Не на месте
Шрифт:
Сам-счастливый тот год выдался. Все довольны, и врать, таиться не надо. Даже нечисть почти не снилась...
А потом отца заело: мало ему. Прослышал, видно, что в городе за чешуйные поделки дорого дают. Ан прибыток тот не про нас, перекупщикам отходит да старосте Ключевскому - без того и не стал бы тут чужанина терпеть. И отцу про то известно. Ан не верит. Думает, хитрит старик, зажимает.
И не по жадности он это, отец-то. Живем ведь небедно: свинки, куры, кобыла своя; и земли вдосталь, братьям на двоих хватит - я-то не в счет, а им как раз... Не по жадности. От обиды.
Да еще на то досадовал, что пригрелся я у Деда. Они-то ведь через меня страдают, всей семье напортил, а сам, ишь, довольный! И не дай Бог при отце про Деда добром помянуть: так и взвивался. Уж и супротив родных-то Дед меня настраивает, и от веры Истинной отваживает, и невесть что еще. А теперь вот: платит, ишь, мало.

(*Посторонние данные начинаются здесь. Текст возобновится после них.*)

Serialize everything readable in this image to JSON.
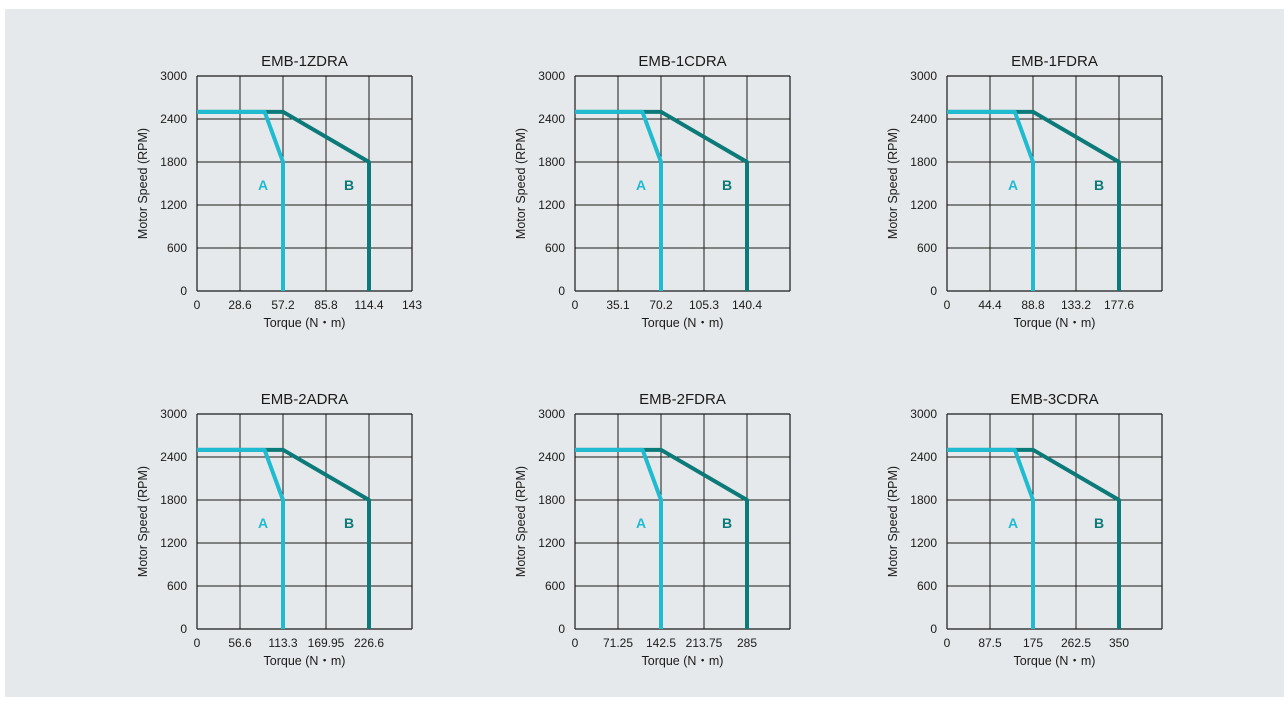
{
  "colors": {
    "background": "#e6e9eb",
    "grid": "#1a1a1a",
    "curve_a": "#1fbcd1",
    "curve_b": "#0b7a78"
  },
  "chart_data": [
    {
      "type": "line",
      "title": "EMB-1ZDRA",
      "xlabel": "Torque (N・m)",
      "ylabel": "Motor Speed (RPM)",
      "x_ticks": [
        "0",
        "28.6",
        "57.2",
        "85.8",
        "114.4",
        "143"
      ],
      "y_ticks": [
        "0",
        "600",
        "1200",
        "1800",
        "2400",
        "3000"
      ],
      "xlim": [
        0,
        143
      ],
      "ylim": [
        0,
        3000
      ],
      "grid": true,
      "series": [
        {
          "name": "A",
          "x": [
            0,
            45,
            57.2,
            57.2
          ],
          "y": [
            2500,
            2500,
            1800,
            0
          ]
        },
        {
          "name": "B",
          "x": [
            0,
            57.2,
            114.4,
            114.4
          ],
          "y": [
            2500,
            2500,
            1800,
            0
          ]
        }
      ]
    },
    {
      "type": "line",
      "title": "EMB-1CDRA",
      "xlabel": "Torque (N・m)",
      "ylabel": "Motor Speed (RPM)",
      "x_ticks": [
        "0",
        "35.1",
        "70.2",
        "105.3",
        "140.4",
        ""
      ],
      "y_ticks": [
        "0",
        "600",
        "1200",
        "1800",
        "2400",
        "3000"
      ],
      "xlim": [
        0,
        175.5
      ],
      "ylim": [
        0,
        3000
      ],
      "grid": true,
      "series": [
        {
          "name": "A",
          "x": [
            0,
            55,
            70.2,
            70.2
          ],
          "y": [
            2500,
            2500,
            1800,
            0
          ]
        },
        {
          "name": "B",
          "x": [
            0,
            70.2,
            140.4,
            140.4
          ],
          "y": [
            2500,
            2500,
            1800,
            0
          ]
        }
      ]
    },
    {
      "type": "line",
      "title": "EMB-1FDRA",
      "xlabel": "Torque (N・m)",
      "ylabel": "Motor Speed (RPM)",
      "x_ticks": [
        "0",
        "44.4",
        "88.8",
        "133.2",
        "177.6",
        ""
      ],
      "y_ticks": [
        "0",
        "600",
        "1200",
        "1800",
        "2400",
        "3000"
      ],
      "xlim": [
        0,
        222
      ],
      "ylim": [
        0,
        3000
      ],
      "grid": true,
      "series": [
        {
          "name": "A",
          "x": [
            0,
            70,
            88.8,
            88.8
          ],
          "y": [
            2500,
            2500,
            1800,
            0
          ]
        },
        {
          "name": "B",
          "x": [
            0,
            88.8,
            177.6,
            177.6
          ],
          "y": [
            2500,
            2500,
            1800,
            0
          ]
        }
      ]
    },
    {
      "type": "line",
      "title": "EMB-2ADRA",
      "xlabel": "Torque (N・m)",
      "ylabel": "Motor Speed (RPM)",
      "x_ticks": [
        "0",
        "56.6",
        "113.3",
        "169.95",
        "226.6",
        ""
      ],
      "y_ticks": [
        "0",
        "600",
        "1200",
        "1800",
        "2400",
        "3000"
      ],
      "xlim": [
        0,
        283.25
      ],
      "ylim": [
        0,
        3000
      ],
      "grid": true,
      "series": [
        {
          "name": "A",
          "x": [
            0,
            89,
            113.3,
            113.3
          ],
          "y": [
            2500,
            2500,
            1800,
            0
          ]
        },
        {
          "name": "B",
          "x": [
            0,
            113.3,
            226.6,
            226.6
          ],
          "y": [
            2500,
            2500,
            1800,
            0
          ]
        }
      ]
    },
    {
      "type": "line",
      "title": "EMB-2FDRA",
      "xlabel": "Torque (N・m)",
      "ylabel": "Motor Speed (RPM)",
      "x_ticks": [
        "0",
        "71.25",
        "142.5",
        "213.75",
        "285",
        ""
      ],
      "y_ticks": [
        "0",
        "600",
        "1200",
        "1800",
        "2400",
        "3000"
      ],
      "xlim": [
        0,
        356.25
      ],
      "ylim": [
        0,
        3000
      ],
      "grid": true,
      "series": [
        {
          "name": "A",
          "x": [
            0,
            112,
            142.5,
            142.5
          ],
          "y": [
            2500,
            2500,
            1800,
            0
          ]
        },
        {
          "name": "B",
          "x": [
            0,
            142.5,
            285,
            285
          ],
          "y": [
            2500,
            2500,
            1800,
            0
          ]
        }
      ]
    },
    {
      "type": "line",
      "title": "EMB-3CDRA",
      "xlabel": "Torque (N・m)",
      "ylabel": "Motor Speed (RPM)",
      "x_ticks": [
        "0",
        "87.5",
        "175",
        "262.5",
        "350",
        ""
      ],
      "y_ticks": [
        "0",
        "600",
        "1200",
        "1800",
        "2400",
        "3000"
      ],
      "xlim": [
        0,
        437.5
      ],
      "ylim": [
        0,
        3000
      ],
      "grid": true,
      "series": [
        {
          "name": "A",
          "x": [
            0,
            138,
            175,
            175
          ],
          "y": [
            2500,
            2500,
            1800,
            0
          ]
        },
        {
          "name": "B",
          "x": [
            0,
            175,
            350,
            350
          ],
          "y": [
            2500,
            2500,
            1800,
            0
          ]
        }
      ]
    }
  ]
}
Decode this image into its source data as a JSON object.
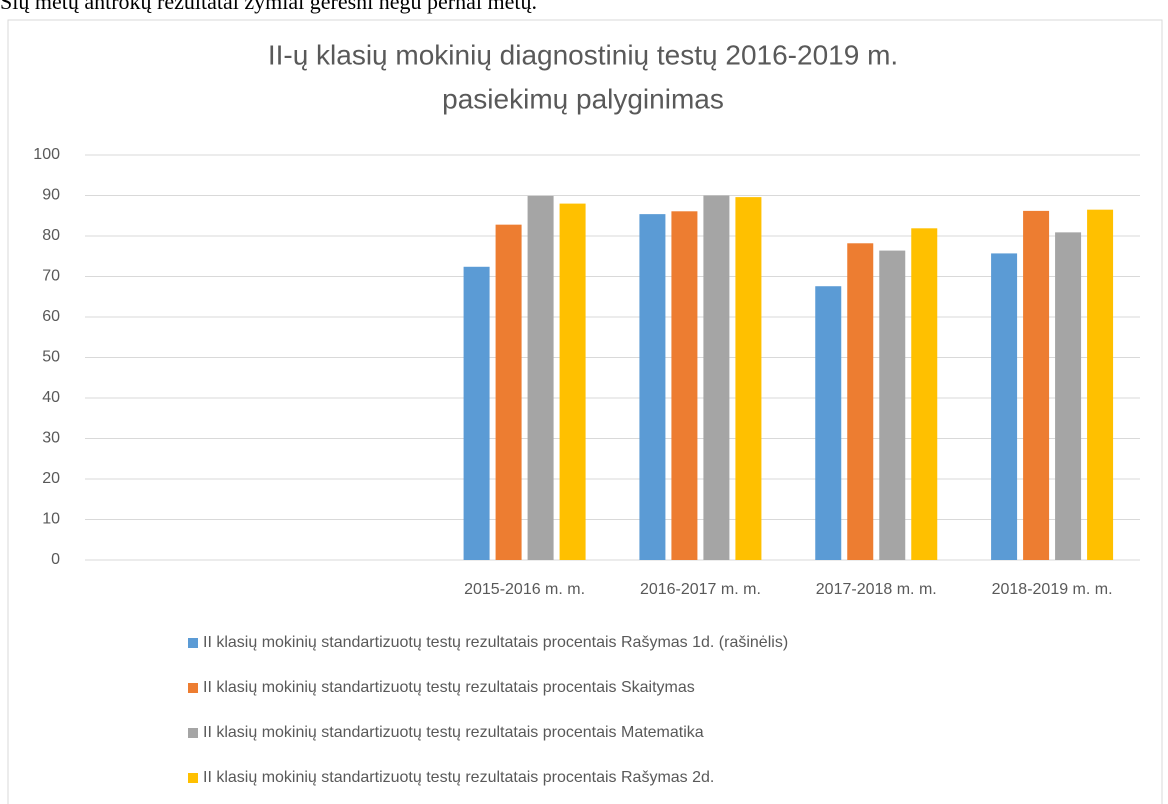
{
  "intro_text": "Šių metų antrokų rezultatai žymiai geresni negu pernai metų.",
  "chart_data": {
    "type": "bar",
    "title_lines": [
      "II-ų klasių mokinių diagnostinių testų 2016-2019 m.",
      "pasiekimų palyginimas"
    ],
    "categories": [
      null,
      null,
      "2015-2016 m. m.",
      "2016-2017 m. m.",
      "2017-2018 m. m.",
      "2018-2019 m. m."
    ],
    "series": [
      {
        "name": "II klasių mokinių standartizuotų testų rezultatais procentais Rašymas 1d. (rašinėlis)",
        "color": "#5b9bd5",
        "values": [
          null,
          null,
          72.4,
          85.4,
          67.6,
          75.7
        ]
      },
      {
        "name": "II klasių mokinių standartizuotų testų rezultatais procentais Skaitymas",
        "color": "#ed7d31",
        "values": [
          null,
          null,
          82.8,
          86.1,
          78.2,
          86.2
        ]
      },
      {
        "name": "II klasių mokinių standartizuotų testų rezultatais procentais Matematika",
        "color": "#a5a5a5",
        "values": [
          null,
          null,
          89.9,
          90.0,
          76.4,
          80.9
        ]
      },
      {
        "name": "II klasių mokinių standartizuotų testų rezultatais procentais Rašymas 2d.",
        "color": "#ffc000",
        "values": [
          null,
          null,
          88.0,
          89.6,
          81.9,
          86.5
        ]
      }
    ],
    "ylim": [
      0,
      100
    ],
    "yticks": [
      0,
      10,
      20,
      30,
      40,
      50,
      60,
      70,
      80,
      90,
      100
    ],
    "grid": true,
    "legend": "bottom"
  }
}
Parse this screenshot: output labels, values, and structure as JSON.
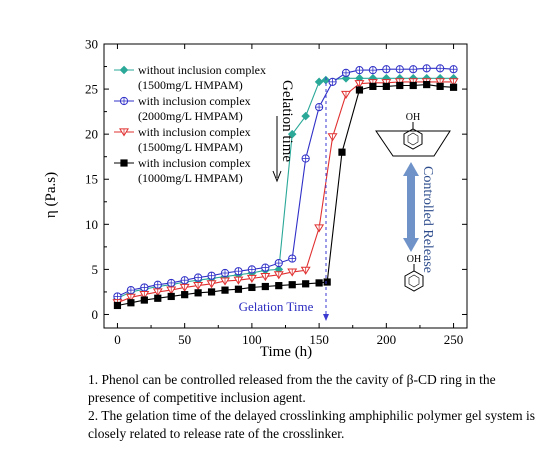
{
  "chart_data": {
    "type": "line",
    "xlabel": "Time (h)",
    "ylabel": "η (Pa.s)",
    "xlim": [
      -10,
      260
    ],
    "ylim": [
      -1.5,
      30
    ],
    "xticks": [
      0,
      50,
      100,
      150,
      200,
      250
    ],
    "yticks": [
      0,
      5,
      10,
      15,
      20,
      25,
      30
    ],
    "grid": false,
    "legend_position": "top-left",
    "series": [
      {
        "name": "without inclusion complex (1500mg/L HMPAM)",
        "color": "#2aa898",
        "marker": "diamond",
        "x": [
          0,
          10,
          20,
          30,
          40,
          50,
          60,
          70,
          80,
          90,
          100,
          110,
          120,
          130,
          140,
          150,
          155,
          170,
          180,
          190,
          200,
          210,
          220,
          230,
          240,
          250
        ],
        "y": [
          1.8,
          2.5,
          2.8,
          3.1,
          3.3,
          3.6,
          3.8,
          4.0,
          4.2,
          4.4,
          4.6,
          4.9,
          5.0,
          20.0,
          22.0,
          25.8,
          26.0,
          26.2,
          26.2,
          26.2,
          26.2,
          26.2,
          26.2,
          26.2,
          26.2,
          26.2
        ]
      },
      {
        "name": "with inclusion complex (2000mg/L HMPAM)",
        "color": "#3030c8",
        "marker": "circle-plus",
        "x": [
          0,
          10,
          20,
          30,
          40,
          50,
          60,
          70,
          80,
          90,
          100,
          110,
          120,
          130,
          140,
          150,
          160,
          170,
          180,
          190,
          200,
          210,
          220,
          230,
          240,
          250
        ],
        "y": [
          2.0,
          2.7,
          3.0,
          3.3,
          3.5,
          3.8,
          4.1,
          4.3,
          4.6,
          4.8,
          5.0,
          5.2,
          5.7,
          6.2,
          17.3,
          23.0,
          25.8,
          26.8,
          27.1,
          27.1,
          27.2,
          27.2,
          27.2,
          27.3,
          27.3,
          27.2
        ]
      },
      {
        "name": "with inclusion complex (1500mg/L HMPAM)",
        "color": "#e03030",
        "marker": "triangle-down",
        "x": [
          0,
          10,
          20,
          30,
          40,
          50,
          60,
          70,
          80,
          90,
          100,
          110,
          120,
          130,
          140,
          150,
          160,
          170,
          180,
          190,
          200,
          210,
          220,
          230,
          240,
          250
        ],
        "y": [
          1.3,
          1.9,
          2.2,
          2.5,
          2.7,
          3.0,
          3.2,
          3.4,
          3.7,
          3.8,
          4.0,
          4.2,
          4.4,
          4.7,
          4.9,
          9.6,
          19.7,
          24.4,
          25.6,
          25.7,
          25.7,
          25.8,
          25.8,
          25.8,
          25.8,
          25.8
        ]
      },
      {
        "name": "with inclusion complex (1000mg/L HMPAM)",
        "color": "#000000",
        "marker": "square",
        "x": [
          0,
          10,
          20,
          30,
          40,
          50,
          60,
          70,
          80,
          90,
          100,
          110,
          120,
          130,
          140,
          150,
          156,
          167,
          180,
          190,
          200,
          210,
          220,
          230,
          240,
          250
        ],
        "y": [
          1.0,
          1.3,
          1.6,
          1.8,
          2.0,
          2.2,
          2.4,
          2.5,
          2.7,
          2.8,
          3.0,
          3.1,
          3.2,
          3.3,
          3.4,
          3.5,
          3.6,
          18.0,
          24.9,
          25.3,
          25.3,
          25.4,
          25.4,
          25.5,
          25.3,
          25.2
        ]
      }
    ],
    "annotations": {
      "gelation_time_vertical": "Gelation time",
      "gelation_time_bottom": "Gelation Time",
      "controlled_release": "Controlled Release",
      "oh_top": "OH",
      "oh_bottom": "OH"
    }
  },
  "captions": {
    "line1": "1. Phenol can be controlled released from the the cavity of β-CD ring in the presence of competitive inclusion agent.",
    "line2": "2. The gelation time of the delayed crosslinking amphiphilic polymer gel system is closely related to release rate of the crosslinker."
  }
}
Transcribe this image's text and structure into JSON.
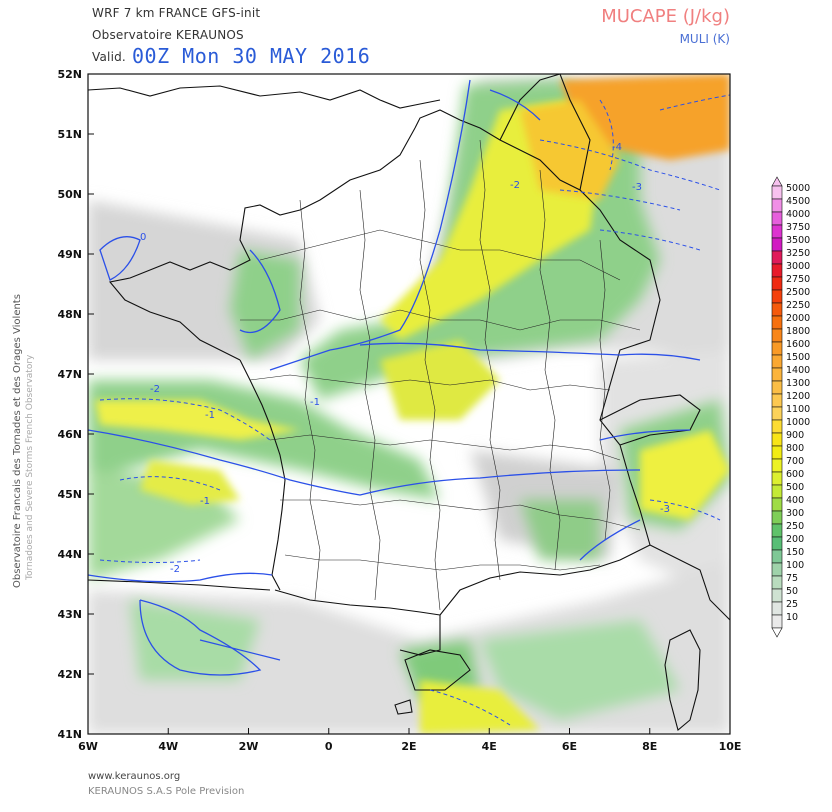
{
  "header": {
    "model_line": "WRF 7 km FRANCE   GFS-init",
    "organization": "Observatoire KERAUNOS",
    "valid_label": "Valid.",
    "valid_date": "00Z Mon 30 MAY 2016",
    "parameter_title": "MUCAPE (J/kg)",
    "parameter_subtitle": "MULI (K)"
  },
  "side_text": {
    "line1": "Observatoire Francais des Tornades et des Orages Violents",
    "line2": "Tornadoes and Severe Storms French Observatory"
  },
  "axes": {
    "lat_labels": [
      "52N",
      "51N",
      "50N",
      "49N",
      "48N",
      "47N",
      "46N",
      "45N",
      "44N",
      "43N",
      "42N",
      "41N"
    ],
    "lon_labels": [
      "6W",
      "4W",
      "2W",
      "0",
      "2E",
      "4E",
      "6E",
      "8E",
      "10E"
    ]
  },
  "contour_labels": [
    "-1",
    "-2",
    "-3",
    "-4",
    "0"
  ],
  "legend": {
    "levels": [
      "5000",
      "4500",
      "4000",
      "3750",
      "3500",
      "3250",
      "3000",
      "2750",
      "2500",
      "2250",
      "2000",
      "1800",
      "1600",
      "1500",
      "1400",
      "1300",
      "1200",
      "1100",
      "1000",
      "900",
      "800",
      "700",
      "600",
      "500",
      "400",
      "300",
      "250",
      "200",
      "150",
      "100",
      "75",
      "50",
      "25",
      "10"
    ],
    "colors": [
      "#f7c2ef",
      "#f08fe6",
      "#e65fdc",
      "#dd33d0",
      "#d21ac2",
      "#e01a5a",
      "#e81a2a",
      "#ef2a12",
      "#f4400c",
      "#f55a0c",
      "#f7700e",
      "#f8861a",
      "#f99a26",
      "#faa832",
      "#fbb43c",
      "#fbbe46",
      "#fcc850",
      "#fcd25a",
      "#fcdc34",
      "#f8e418",
      "#f2ec14",
      "#ecf224",
      "#dcef30",
      "#c4ea36",
      "#9fdc46",
      "#7fce58",
      "#5fc26a",
      "#58be76",
      "#7fc896",
      "#9fd2aa",
      "#b9dcbe",
      "#cfe2d2",
      "#e0e6e2",
      "#eaeaea"
    ]
  },
  "footer": {
    "website": "www.keraunos.org",
    "company": "KERAUNOS S.A.S Pole Prevision"
  },
  "colors": {
    "contour": "#2b50e8",
    "border": "#111111",
    "date_text": "#2a5bd7",
    "title_text": "#f08080"
  }
}
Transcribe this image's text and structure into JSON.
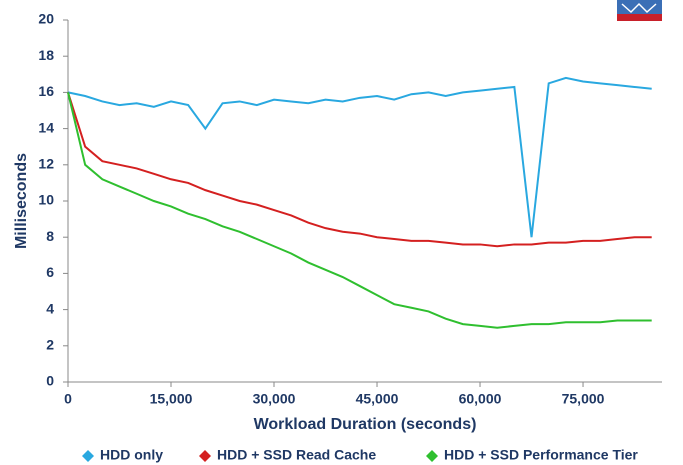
{
  "chart_data": {
    "type": "line",
    "x": [
      0,
      2500,
      5000,
      7500,
      10000,
      12500,
      15000,
      17500,
      20000,
      22500,
      25000,
      27500,
      30000,
      32500,
      35000,
      37500,
      40000,
      42500,
      45000,
      47500,
      50000,
      52500,
      55000,
      57500,
      60000,
      62500,
      65000,
      67500,
      70000,
      72500,
      75000,
      77500,
      80000,
      82500,
      85000
    ],
    "series": [
      {
        "name": "HDD only",
        "color": "#29a8e0",
        "values": [
          16,
          15.8,
          15.5,
          15.3,
          15.4,
          15.2,
          15.5,
          15.3,
          14,
          15.4,
          15.5,
          15.3,
          15.6,
          15.5,
          15.4,
          15.6,
          15.5,
          15.7,
          15.8,
          15.6,
          15.9,
          16,
          15.8,
          16,
          16.1,
          16.2,
          16.3,
          8,
          16.5,
          16.8,
          16.6,
          16.5,
          16.4,
          16.3,
          16.2
        ]
      },
      {
        "name": "HDD + SSD Read Cache",
        "color": "#d42020",
        "values": [
          16,
          13,
          12.2,
          12,
          11.8,
          11.5,
          11.2,
          11,
          10.6,
          10.3,
          10,
          9.8,
          9.5,
          9.2,
          8.8,
          8.5,
          8.3,
          8.2,
          8,
          7.9,
          7.8,
          7.8,
          7.7,
          7.6,
          7.6,
          7.5,
          7.6,
          7.6,
          7.7,
          7.7,
          7.8,
          7.8,
          7.9,
          8,
          8
        ]
      },
      {
        "name": "HDD + SSD Performance Tier",
        "color": "#2fbf2f",
        "values": [
          16,
          12,
          11.2,
          10.8,
          10.4,
          10,
          9.7,
          9.3,
          9,
          8.6,
          8.3,
          7.9,
          7.5,
          7.1,
          6.6,
          6.2,
          5.8,
          5.3,
          4.8,
          4.3,
          4.1,
          3.9,
          3.5,
          3.2,
          3.1,
          3,
          3.1,
          3.2,
          3.2,
          3.3,
          3.3,
          3.3,
          3.4,
          3.4,
          3.4
        ]
      }
    ],
    "xlabel": "Workload Duration (seconds)",
    "ylabel": "Milliseconds",
    "xlim": [
      0,
      86500
    ],
    "ylim": [
      0,
      20
    ],
    "xticks": [
      0,
      {
        "value": 15000,
        "label": "15,000"
      },
      {
        "value": 30000,
        "label": "30,000"
      },
      {
        "value": 45000,
        "label": "45,000"
      },
      {
        "value": 60000,
        "label": "60,000"
      },
      {
        "value": 75000,
        "label": "75,000"
      }
    ],
    "yticks": [
      0,
      2,
      4,
      6,
      8,
      10,
      12,
      14,
      16,
      18,
      20
    ],
    "legend": "bottom"
  }
}
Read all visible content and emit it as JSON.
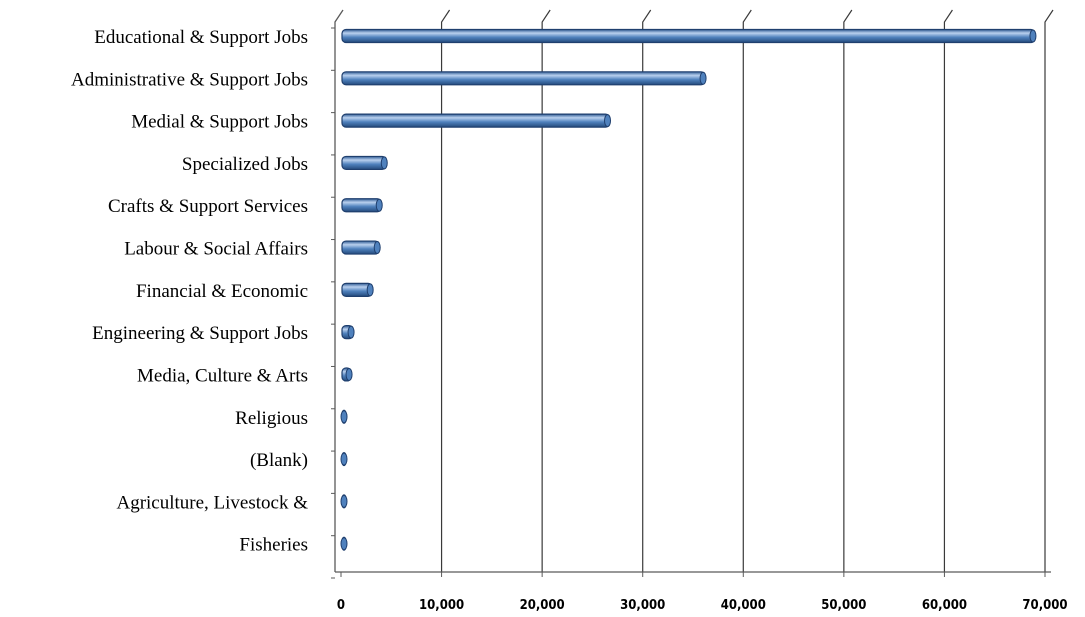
{
  "chart_data": {
    "type": "bar",
    "orientation": "horizontal",
    "categories": [
      "Educational & Support Jobs",
      "Administrative & Support Jobs",
      "Medial & Support Jobs",
      "Specialized Jobs",
      "Crafts & Support Services",
      "Labour & Social Affairs",
      "Financial & Economic",
      "Engineering & Support Jobs",
      "Media, Culture & Arts",
      "Religious",
      "(Blank)",
      "Agriculture, Livestock &",
      "Fisheries"
    ],
    "values": [
      69000,
      36200,
      26700,
      4500,
      4000,
      3800,
      3100,
      1200,
      1000,
      500,
      450,
      400,
      300
    ],
    "xlim": [
      0,
      70000
    ],
    "xticks": [
      0,
      10000,
      20000,
      30000,
      40000,
      50000,
      60000,
      70000
    ],
    "xtick_labels": [
      "0",
      "10,000",
      "20,000",
      "30,000",
      "40,000",
      "50,000",
      "60,000",
      "70,000"
    ],
    "title": "",
    "xlabel": "",
    "ylabel": "",
    "grid": "vertical",
    "legend": "none",
    "bar_color": "#4f81bd",
    "bar_edge_color": "#1f3f6e",
    "bar_highlight_color": "#b9d0ee"
  }
}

Вечор отец выпил крепко, да взялся опять: орет, грозится. Хочет, чтоб я больше с Деда стребовал. Я стыдом горю: без того Дед за меня сверх половины прибытку отдает да еще отдельно сует, велит для себя припрятывать. Да и все бы отдал. Не от мира сего он. Сколько натерпелся, а так и не принял ни злобы людской, ни алчности...
А отец свое: или пусть вчетверо против прежнего платит, или уходи от него. Сами-де с перекупщиками стакнемся, а старика побоку.
***
Вот сижу я у Деда. Отмалчиваюсь, думку кручу, а как быть, не знаю.
А Дед вздыхает, за трубку опять берется. И так уж в избе не продохнуть, хоть и дверь настежь. Говорит, ему с курева легче. То-то ты с него кашляешь-заходишься, аж внутре булькает...
Старый он. До того старый, что и не живут столько. А Дед живет. Сорок сороков в самой страшной каторге, в шахте угольной помирал - не помер. Все мёрли, и молодые с надсады чахли - а он, старик, жил. После по свету мыкался, всякого навидался: где мор, где голод, где война. А Деда ничего не брало. Нет ему смерти, проклят он.
– Чего пригорюнился?
– говорит.
– Дома как, поздорову все?
– Угу, - буркаю.
– За кольчужку-то восемь ри обещали. Э?
Посмеивается, перхает, пробует пальцами узелки на изнанке: ровно ли. Ослаб он глазами-то, зеницы уж мутятся...
Я молчу, зубы сцепил. А руки работу делают: язвецом наметить, наколоть, буравом крутнуть, и еще одну - по две дырки на чешуину. Тороплюсь побольше наделать. Соберет-то дед и сам, а вот дырки провертывать сил не хватает. Один он уж путем работать не сможет...
Закончил. Встаю.
– Пора мне, Дед.
– Иди, сынок. Спасибо, - подымается тяжко, о столешницу опершись.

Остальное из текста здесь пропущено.